Apple is backing away from controversial photo scanning plans
[ad_1]
In August, Apple has identified several new features to stop the spread of child sexual abuse materials. Reaction to privacy from cryptographers Edward Snowden it was almost immediately immediate, not only in connection with the decision taken by Apple scan iCloud photos for CSAM, but check to see if they match your iPhone or iPad. After weeks of screaming, Apple is standing. At least for now.
“We announced last month plans to feature features to protect children from predators who use communication tools to hire and exploit them and to help limit the spread of child sexual abuse material,” the company said in a statement Friday. “Based on the feedback from clients, advocacy teams, researchers and others, we have decided to take extra time in the coming months to gather input and make improvements before releasing these important child safety features.”
Apple did not provide further guidance on what form these improvements might take or how this entry process might work. But privacy advocates and security investigators are optimistic about the break.
“I think Apple is a smart move,” says Alex Stamos, a former Facebook security chief and co-founder of cybersecurity consulting firm Krebs Stamos Group. “There is a very complicated set of compensation involved with this problem and it is very difficult for Apple to come up with an optimal solution without listening to a variety of stock markets.”
CSAM scanners create cryptographic “hashes” of well-known offensive images — a kind of digital signature — and then comb huge amounts of data for matches. Many companies are already doing it somehow, including Apple iCloud for iCloud. But with the intention of extending this scan to iCloud photos, the company suggested that you take an extra step to verify these hashes on your device, even if you have an iCloud account.
The concern to establish this ability to compare images on your phone with a set of well-known CSAM hashes — provided by the National Center for Lost and Exploited Children — immediately raised concerns that the tool could one day be used for another use. “Apple would extend a CSAM scanning feature to everyone’s phones that governments could do and turn it into a surveillance tool so that Apple can also make people’s phones look for other materials,” says Riana Pfefferkorn, a researcher at the Stanford Internet Observatory.
Apple has faced numerous requests from the U.S. government to build a tool that will allow law enforcement to unlock and decrypt iOS devices in the past. But the company also has it he made concessions To countries like China, where customer data lives on state servers. At a time when legislators around the world were stepping up their efforts to remove encryption more generally, the introduction of the CSAM tool was particularly difficult.
“They clearly feel it’s politically challenging, which they believe shows how unbearable it is, an“ attitude ”that Apple will always deny pressure from the government, says cryptographer Matthew Green of John Green Hopkins University. “If they feel they need to scan, they should scan unencrypted files on their servers,” is a common practice for other companies, such as Facebook, which regularly review not only CSAM but also terrorist and other permitted content. Green also suggests that Apple should do iCloud storage end-to-end encrypted, even if he didn’t want to, he couldn’t see those pictures.

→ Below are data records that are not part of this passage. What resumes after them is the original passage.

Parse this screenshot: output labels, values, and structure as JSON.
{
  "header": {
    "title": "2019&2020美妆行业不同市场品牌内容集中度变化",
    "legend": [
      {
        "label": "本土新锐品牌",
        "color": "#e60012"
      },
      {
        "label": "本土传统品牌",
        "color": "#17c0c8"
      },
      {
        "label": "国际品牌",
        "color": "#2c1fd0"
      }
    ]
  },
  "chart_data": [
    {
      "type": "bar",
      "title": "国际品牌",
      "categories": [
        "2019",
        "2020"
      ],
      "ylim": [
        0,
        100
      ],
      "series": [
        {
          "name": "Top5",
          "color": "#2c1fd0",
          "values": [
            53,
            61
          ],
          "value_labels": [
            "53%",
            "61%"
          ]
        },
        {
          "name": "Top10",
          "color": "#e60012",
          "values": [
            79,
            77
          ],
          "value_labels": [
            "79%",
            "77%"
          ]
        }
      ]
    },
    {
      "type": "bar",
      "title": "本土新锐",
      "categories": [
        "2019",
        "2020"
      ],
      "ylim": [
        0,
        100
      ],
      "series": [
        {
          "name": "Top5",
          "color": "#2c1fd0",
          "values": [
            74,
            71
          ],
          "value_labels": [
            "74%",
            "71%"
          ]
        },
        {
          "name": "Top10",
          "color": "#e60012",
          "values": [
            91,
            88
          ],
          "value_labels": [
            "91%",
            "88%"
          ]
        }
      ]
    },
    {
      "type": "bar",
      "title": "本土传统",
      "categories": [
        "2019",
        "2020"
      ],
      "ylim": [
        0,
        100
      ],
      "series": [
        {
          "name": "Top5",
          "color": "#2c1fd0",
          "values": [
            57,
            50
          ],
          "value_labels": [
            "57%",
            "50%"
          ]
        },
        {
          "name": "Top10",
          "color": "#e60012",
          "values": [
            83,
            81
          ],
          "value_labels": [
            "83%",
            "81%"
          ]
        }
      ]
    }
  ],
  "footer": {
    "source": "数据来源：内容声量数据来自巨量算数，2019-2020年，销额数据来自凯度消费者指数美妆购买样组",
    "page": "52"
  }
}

The discussion about Apple’s plans was also technical. Hashing algorithms can generate false positives, even when two images are not incorrectly identified as matches. These errors are of particular concern in the context of CSAM. Shortly after Apple reported, researchers began finding clashes in the iOS “NeuralHash” algorithm that Apple wanted to use. Apple said at the time that the version of NeuralHash that was up for grabs was not the same as the one that would be used in the scheme and that the system was accurate. Some of the collisions also have no material impact in practice, says Paul Walsh, founder and CEO of security company MetaCert, considering that Apple’s systems match 30 hashes before the alarms go off, that humans would be able to review what CSAM is and what a false positive.